День и ночь дымили трубы Кружилихи.

Шли на запад сквозь пургу эшелоны с танками и орудиями.

Однажды Евдоким, придя домой, сказал Евдокии:

— Ну, Дуня, немцев отогнали от Москвы.

27

Идут дни. Идут годы.

Враг отбит. Полчища аспидов откатились на запад. Где-то у самых границ фашистской Германии сражаются теперь Павел и Екатерина Чернышевы. Радио передает, что ни вечер, приказы о победах. Люди ходят повеселевшие и подобревшие.

Сашенька дождался своего часа — записался добровольцем. Но не добился, чтобы послали на фронт. И на корабль не попал, а держат его, к великому облегчению Евдокии, в тылу, в сухопутном училище.

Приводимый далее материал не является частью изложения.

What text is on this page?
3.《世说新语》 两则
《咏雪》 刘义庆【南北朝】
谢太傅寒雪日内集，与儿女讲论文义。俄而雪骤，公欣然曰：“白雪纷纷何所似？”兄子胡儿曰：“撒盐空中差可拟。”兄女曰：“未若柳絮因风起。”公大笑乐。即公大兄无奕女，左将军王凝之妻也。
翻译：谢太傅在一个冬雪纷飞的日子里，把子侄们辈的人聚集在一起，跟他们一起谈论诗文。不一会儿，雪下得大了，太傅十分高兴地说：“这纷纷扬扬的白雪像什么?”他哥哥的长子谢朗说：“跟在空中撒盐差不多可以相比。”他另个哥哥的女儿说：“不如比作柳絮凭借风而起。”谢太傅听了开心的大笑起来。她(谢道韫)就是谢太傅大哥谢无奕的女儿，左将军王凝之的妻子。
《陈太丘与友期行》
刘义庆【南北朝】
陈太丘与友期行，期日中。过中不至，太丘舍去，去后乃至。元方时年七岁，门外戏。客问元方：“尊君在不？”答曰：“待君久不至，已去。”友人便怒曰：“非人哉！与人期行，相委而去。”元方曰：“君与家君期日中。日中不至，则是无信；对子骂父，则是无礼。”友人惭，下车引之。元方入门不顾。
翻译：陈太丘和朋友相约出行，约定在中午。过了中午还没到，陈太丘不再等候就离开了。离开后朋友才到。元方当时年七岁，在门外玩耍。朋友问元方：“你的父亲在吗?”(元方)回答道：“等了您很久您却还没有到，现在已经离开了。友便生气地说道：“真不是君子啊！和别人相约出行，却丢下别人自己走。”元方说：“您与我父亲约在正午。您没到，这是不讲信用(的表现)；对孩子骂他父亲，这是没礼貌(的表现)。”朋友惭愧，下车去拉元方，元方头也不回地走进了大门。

Наталью назначили помощником главного конструктора. Детей, Володю и Лену, она давно перевела на улицу Кирова, к Евдокии, а сама живет на заводе — ночует в дежурке, завтрак и обед ей приносят в конструкторскую. Она стала как будто еще выше, в ее голосе и осанке выражение властности. Сбываются ее мечты. Ей кажется, что вся ее жизнь — здесь, что дети ей помеха, напрасно она их родила… Но вот дети заболели корью, и Наталья с трудом сосредоточивается на работе и не дождется вечера, когда можно съездить к ним, своей рукой дать лекарство, поставить градусник, приласкать. И, равнодушная к еде, презирающая разговоры о пайках и карточках, она приходит в восторг от того, что в заводскую лавку привезли варенье — настоящее сахарное варенье, вишневое! Она несет полную банку и улыбается, предвкушая, как обрадуются дети, как Лена завизжит, а Володя крикнет: «Бабушка, где моя ложка?»

Дни идут.

В газете, в списке награжденных орденами, напечатано имя Чернышева Павла Петровича. Евдоким и Евдокия только собирались написать поздравление, — а от Павла письмо из госпиталя: ничего, мол, серьезного, рана пустячная, потерял немного крови, но ему сделали переливание, и он уже поправляется. Хорошо, коль правда!.. Он просит не беспокоиться, только писать почаще. Что-то от Клаши редко приходят письма… Тут Клавдия отводит глаза, а Евдокия вздыхает потихоньку. Уже два раза приходил тут какой-то в модном пальто, с черными усиками, ничего, приличный, вежливый встретив Евдокию в сенях, посторонился и поднял шляпу… Но Евдокия готова побожиться, что брови у него подбритые, как у женщины, и не понравился он ей, бог с ним! Она спросила Клавдию:

— По делу приходил?

— По делу, — так же коротко ответила Клавдия, и весь день они не разговаривали — дулись друг на друга.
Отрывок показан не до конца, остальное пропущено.